Einen unseriösen Vermittler erkennen Sie an folgenden Merkmalen:

  • Unterlagen werden per Nachnahme versendet
  • Angebote in Form einer Finanzsanierung
  • Unaufgeforderter Hausbesuch
  • Kostenerhebung bereits für das Beratungsgespräch und unabhängig vom Zustandekommen des Kreditvertrags
  • Versprechungen wie „100-prozentige Kreditzusage“
  • Geforderter Abschluss einer Restschuld- oder anderen Versicherung in Verbindung mit der Finanzierung
  • Berechnung von Spesen oder Nebenkosten
  • Drängen auf die Unterzeichnung des Vermittlungsvertrags

Ausländische Institute – eine gute Alternative bei „billigkredite“

Die Finanzierung größerer Vorhaben durch ausländische Geldinstitute wird laufend beliebter.
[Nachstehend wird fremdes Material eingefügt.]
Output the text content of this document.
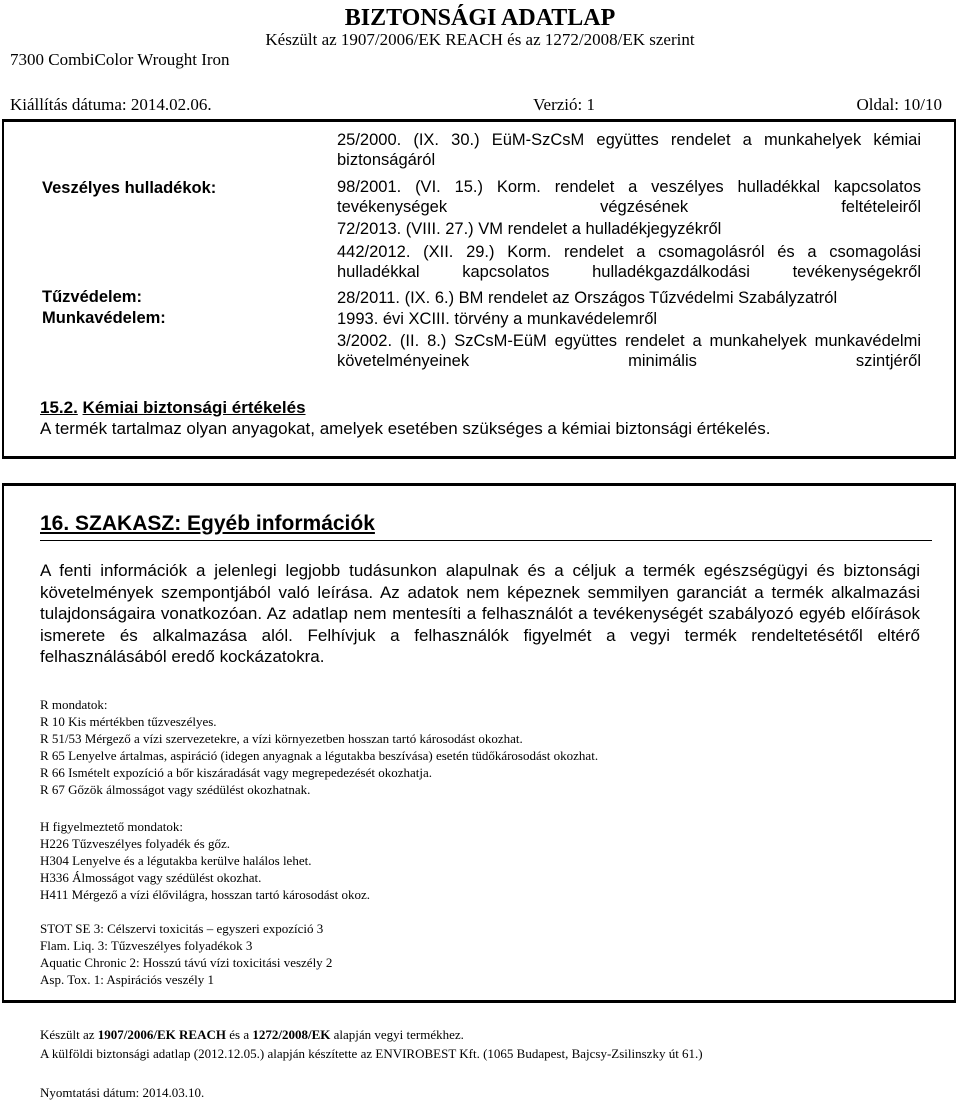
BIZTONSÁGI ADATLAP
Készült az 1907/2006/EK REACH és az 1272/2008/EK szerint
7300 CombiColor Wrought Iron
Kiállítás dátuma: 2014.02.06.	Verzió: 1	Oldal: 10/10
25/2000. (IX. 30.) EüM-SzCsM együttes rendelet a munkahelyek kémiai biztonságáról
Veszélyes hulladékok:	98/2001. (VI. 15.) Korm. rendelet a veszélyes hulladékkal kapcsolatos tevékenységek végzésének feltételeiről
72/2013. (VIII. 27.) VM rendelet a hulladékjegyzékről
442/2012. (XII. 29.) Korm. rendelet a csomagolásról és a csomagolási hulladékkal kapcsolatos hulladékgazdálkodási tevékenységekről
Tűzvédelem:	28/2011. (IX. 6.) BM rendelet az Országos Tűzvédelmi Szabályzatról
Munkavédelem:	1993. évi XCIII. törvény a munkavédelemről
3/2002. (II. 8.) SzCsM-EüM együttes rendelet a munkahelyek munkavédelmi követelményeinek minimális szintjéről
15.2. Kémiai biztonsági értékelés
A termék tartalmaz olyan anyagokat, amelyek esetében szükséges a kémiai biztonsági értékelés.
16. SZAKASZ: Egyéb információk
A fenti információk a jelenlegi legjobb tudásunkon alapulnak és a céljuk a termék egészségügyi és biztonsági követelmények szempontjából való leírása. Az adatok nem képeznek semmilyen garanciát a termék alkalmazási tulajdonságaira vonatkozóan. Az adatlap nem mentesíti a felhasználót a tevékenységét szabályozó egyéb előírások ismerete és alkalmazása alól. Felhívjuk a felhasználók figyelmét a vegyi termék rendeltetésétől eltérő felhasználásából eredő kockázatokra.
R mondatok:
R 10 Kis mértékben tűzveszélyes.
R 51/53 Mérgező a vízi szervezetekre, a vízi környezetben hosszan tartó károsodást okozhat.
R 65 Lenyelve ártalmas, aspiráció (idegen anyagnak a légutakba beszívása) esetén tüdőkárosodást okozhat.
R 66 Ismételt expozíció a bőr kiszáradását vagy megrepedezését okozhatja.
R 67 Gőzök álmosságot vagy szédülést okozhatnak.
H figyelmeztető mondatok:
H226 Tűzveszélyes folyadék és gőz.
H304 Lenyelve és a légutakba kerülve halálos lehet.
H336 Álmosságot vagy szédülést okozhat.
H411 Mérgező a vízi élővilágra, hosszan tartó károsodást okoz.
STOT SE 3: Célszervi toxicitás – egyszeri expozíció 3
Flam. Liq. 3: Tűzveszélyes folyadékok 3
Aquatic Chronic 2: Hosszú távú vízi toxicitási veszély 2
Asp. Tox. 1: Aspirációs veszély 1
Készült az 1907/2006/EK REACH és a 1272/2008/EK alapján vegyi termékhez.
A külföldi biztonsági adatlap (2012.12.05.) alapján készítette az ENVIROBEST Kft. (1065 Budapest, Bajcsy-Zsilinszky út 61.)
Nyomtatási dátum: 2014.03.10.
Dabei handelt es sich nicht lediglich um ein neues Auto oder eine geplante Urlaubsreise, sondern auch um {die Geldmittel für die Eröffnung des eigenen Geschäfts}. Das Internet wird zunehmend bei den Verbrauchern beliebter, um bei ausländischen Instituten ein Darlehen aufzunehmen, wodurch die heimischen Bank diesbezüglich immer weniger in Anspruch genommen wird. Sich für ein Kreditinstitut im Ausland zu entscheiden hat den Vorteil, dass dort die Kreditvergabe-Richtlinien deutlich einfacher sind als bei uns in Deutschland. Eine schlechte Bonität respektive ein negativer Schufa-Eintrag spielen aus dem Grund bei „billigkredite“ nur eine nebensächliche Rolle. Die Finanzierung solcher Online-Kredite erfolgt prinzipiell von Schweizer Banken. Insbesondere für Verbraucher, die von deutschen Banken abgelehnt worden sind, hingegen schnell eine Finanzspritze benötigen, könnte diese Tatsache besonders interessant sein. Das wären beispielsweise Arbeitslose, Auszubildende, Arbeitnehmer in der Probezeit, Rentner, Selbstständige oder Studenten. In Bezug auf „billigkredite“ hat es besonders diese Gruppe ziemlich schwer, einen Kredit zu erhalten.

Schweizer Kredit – die Vorteile

Was die Beschaffung eines Kredits angeht, haben es Privatpersonen in einer finanziellen Notsituation oft nicht besonders leicht. Der Grund: Die Chancen auf eine Finanzierung vermindern sich mit Schulden oder mit schlechter Bonität bedeutend. Ein sogenannter „Schweizer-Kredit“ kann in solchen Fällen eine sinnvolle Alternative sein. Man versteht darunter einen Kredit von einer Schweizer Kreditbank. Solche Institute nehmen grundsätzlich keine Schufa-Abfragen vor, was die Kreditsuche klarerweise ausgesprochen erleichtert. In Hinsicht auf das Thema „billigkredite“ kann man diese Tatsache nahezu als ideal bezeichnen.

Ein Darlehen ohne Überprüfung der Bonität sowie diverse Einkommensnachweise und Sicherheiten zu bekommen, ist logischerweise auch bei Schweizer Instituten nicht möglich. Bei einer gesicherten Bonität stellt der Schweizer Kredit eine echte Alternative für „billigkredite“ dar, selbst wenn Sie einen negativen Eintrag in der Schufa haben.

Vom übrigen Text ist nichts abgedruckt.